A single aspect remained constant during the DSU Theater Showcase’s musical renditions, a capella performance and numerous anecdotes: tears from former theater professor Varlo Davenport’s supporters and old students.
Davenport’s termination Feb. 25 sparked student protests, an online petition and questions about what safeguards tenured faculty members have. With the showcase, held Monday at the DiFiore Center, Dixie State University theater students said they sought to create a venue to honor Davenport for his contributions to their educational experiences whether his time at DSU has ended or not.
Corinne Nelsen, a senior music major from Fallon, Nevada, organized the event. She said participants hoped to raise money for Davenport for his difficult time, but the main goal was simple — avoiding the tension his dismissal brought and focusing on his legacy.
“A lot of us were frustrated because all we could do to help was click and sign a petition or keep up on the news stories,” she said. “We just wanted to do more than that. I wanted a night where there was no anger, where we’re just here for Varlo and doing what we do best because of him: performing.”
An hour of performances headlined the showcase. Current and former DSU students sang notable songs from musicals and reminisced on times as Davenport’s pupils.
Serena Dabney, a sophomore theater major from Las Vegas, addressed Davenport, who sat in the front row with family, during her time on stage.
“Varlo, the things you have taught me in this time are invaluable to me,” Dabney said. “During [DSU’s] ‘Romeo and Juliet’ [production], you gave me the note to be a brat. Well, DSU faculty thinks I’m a lot more than that, so note taken. I will never forget the day you found my wall and broke it down.”
Theater students accounted for a bulk of those in attendance, but Davenport’s past collaborators and friends also sat on the DiFiore Center lawn.
Associate music professor Ken Peterson attended and said when he arrived at DSU in 2002, Davenport approached him and proposed a partnership between the music and theater departments in order to take advantage of the new facilities at the time.

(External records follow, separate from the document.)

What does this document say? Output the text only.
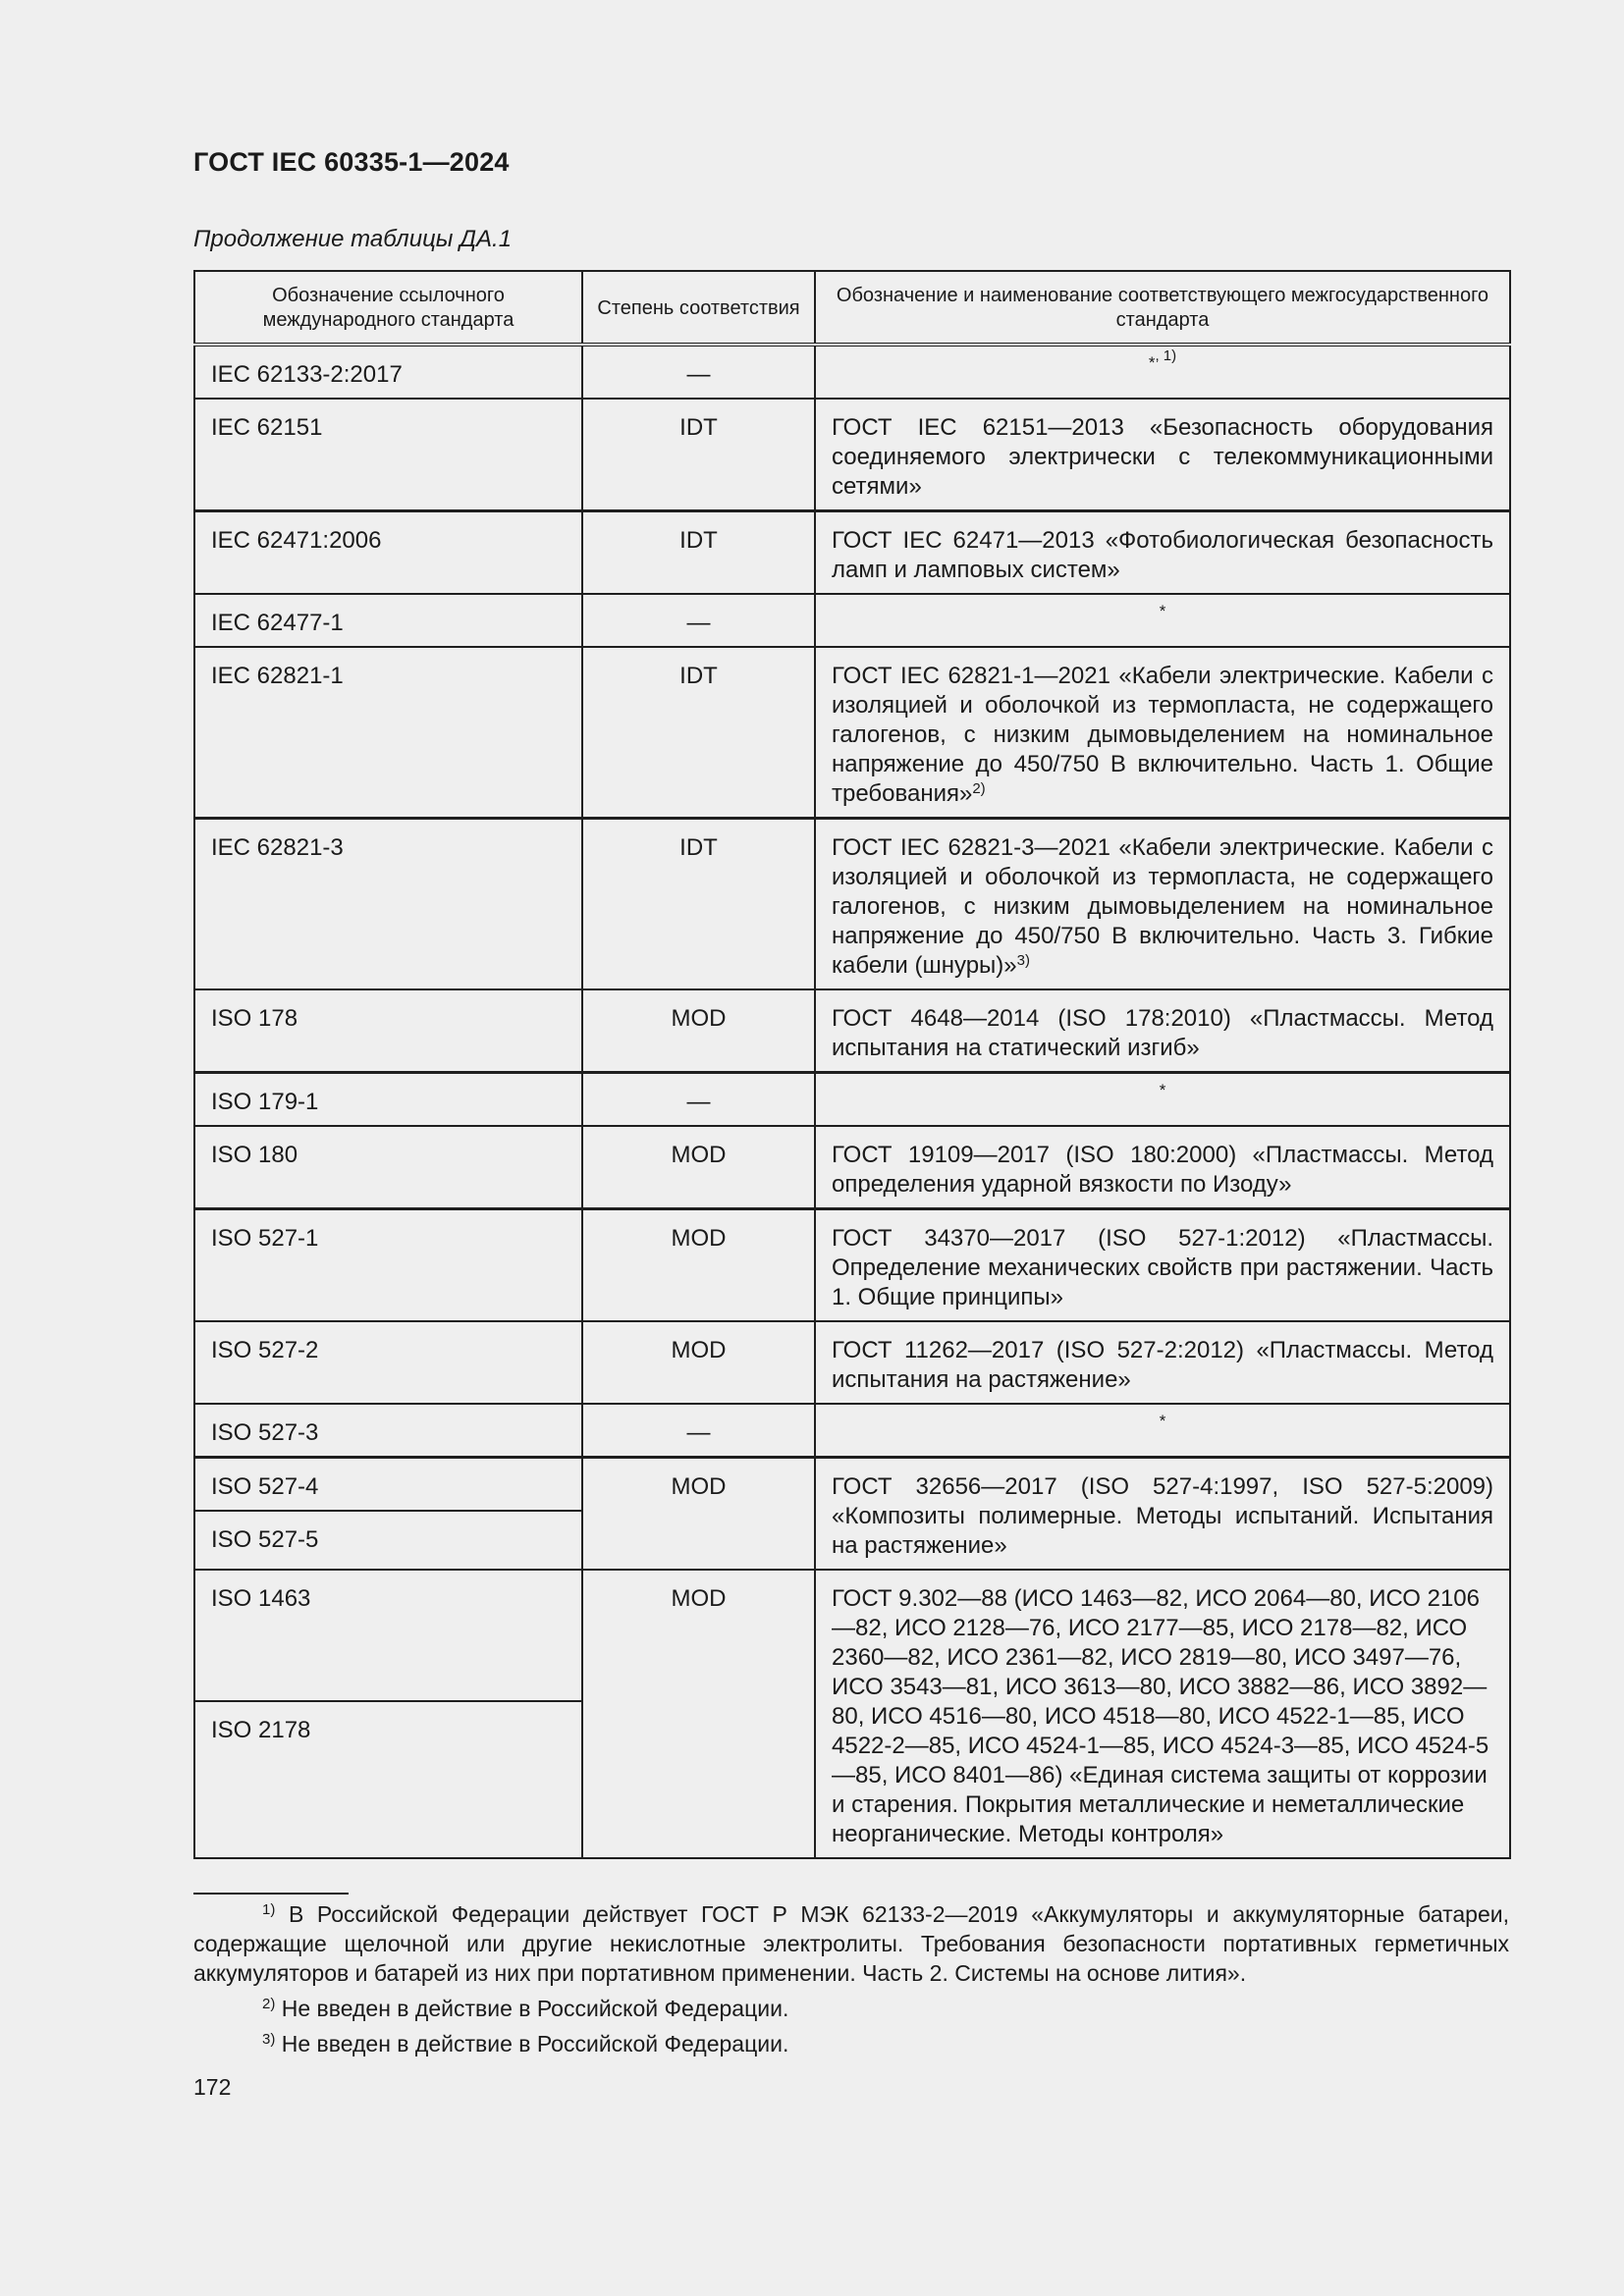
ГОСТ IEC 60335-1—2024
Продолжение таблицы ДА.1
Обозначение ссылочного международного стандарта	Степень соответствия	Обозначение и наименование соответствующего межгосударственного стандарта
IEC 62133-2:2017	—	*$^{, 1)}$
IEC 62151	IDT	ГОСТ IEC 62151—2013 «Безопасность оборудования соединяемого электрически с телекоммуникационными сетями»
IEC 62471:2006	IDT	ГОСТ IEC 62471—2013 «Фотобиологическая безопасность ламп и ламповых систем»
IEC 62477-1	—	*
IEC 62821-1	IDT	ГОСТ IEC 62821-1—2021 «Кабели электрические. Кабели с изоляцией и оболочкой из термопласта, не содержащего галогенов, с низким дымовыделением на номинальное напряжение до 450/750 В включительно. Часть 1. Общие требования»$^{2)}$
IEC 62821-3	IDT	ГОСТ IEC 62821-3—2021 «Кабели электрические. Кабели с изоляцией и оболочкой из термопласта, не содержащего галогенов, с низким дымовыделением на номинальное напряжение до 450/750 В включительно. Часть 3. Гибкие кабели (шнуры)»$^{3)}$
ISO 178	MOD	ГОСТ 4648—2014 (ISO 178:2010) «Пластмассы. Метод испытания на статический изгиб»
ISO 179-1	—	*
ISO 180	MOD	ГОСТ 19109—2017 (ISO 180:2000) «Пластмассы. Метод определения ударной вязкости по Изоду»
ISO 527-1	MOD	ГОСТ 34370—2017 (ISO 527-1:2012) «Пластмассы. Определение механических свойств при растяжении. Часть 1. Общие принципы»
ISO 527-2	MOD	ГОСТ 11262—2017 (ISO 527-2:2012) «Пластмассы. Метод испытания на растяжение»
ISO 527-3	—	*
ISO 527-4	MOD	ГОСТ 32656—2017 (ISO 527-4:1997, ISO 527-5:2009) «Композиты полимерные. Методы испытаний. Испытания на растяжение»
ISO 527-5		
ISO 1463	MOD	ГОСТ 9.302—88 (ИСО 1463—82, ИСО 2064—80, ИСО 2106—82, ИСО 2128—76, ИСО 2177—85, ИСО 2178—82, ИСО 2360—82, ИСО 2361—82, ИСО 2819—80, ИСО 3497—76, ИСО 3543—81, ИСО 3613—80, ИСО 3882—86, ИСО 3892—80, ИСО 4516—80, ИСО 4518—80, ИСО 4522-1—85, ИСО 4522-2—85, ИСО 4524-1—85, ИСО 4524-3—85, ИСО 4524-5—85, ИСО 8401—86) «Единая система защиты от коррозии и старения. Покрытия металлические и неметаллические неорганические. Методы контроля»
ISO 2178		

$^{1)}$ В Российской Федерации действует ГОСТ Р МЭК 62133-2—2019 «Аккумуляторы и аккумуляторные батареи, содержащие щелочной или другие некислотные электролиты. Требования безопасности портативных герметичных аккумуляторов и батарей из них при портативном применении. Часть 2. Системы на основе лития».

$^{2)}$ Не введен в действие в Российской Федерации.

$^{3)}$ Не введен в действие в Российской Федерации.

172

“What ensued was 12 years of unprecedented work between music and theater,” he said. “We achieved amazing things together, and best of all, not only was the quality of the work wonderful; it was fun. The students loved it, and I loved it.”
Until Davenport’s termination, each new season brought high-quality productions distinct to DSU, Peterson said.
“Up to this point, my collaboration with Varlo Davenport has been the pinnacle of my work as the director in musical theater, and I am devastated that this is coming to an end,” he said. “It never occurred to me that it would.”
Davenport received numerous standing ovations by the showcase’s end, and afterward, attendees spoke with him and snapped pictures while eating baked goods and donating money. Davenport said “drama in a drama department” is nothing new, but his termination proved daunting — making him feel alone.
However, the showcase built upon support that made the last month a bit more bearable, he said.
“You face something like this and you really feel all alone, and you doubt yourself — question yourself,” Davenport said. “And then that first person cares enough to look you in the eyes and say, ‘Are you OK?’ To have that happen, now I want to be that person for other people because little gestures mean so much.”
Davenport said he still acknowledges the uncertainty of his future in southern Utah’s theater community. He said he longs to be back in his DSU office, but he just wants to play some role in the place he calls home.
“Good art breeds good art, and this is an exciting place to be, and I hope in some way I can continue to be involved,” he said. “I’m not sure what that’s going to end up being, but this will always be home. That red dirt that gets in your shoes, and you can’t get rid of it.”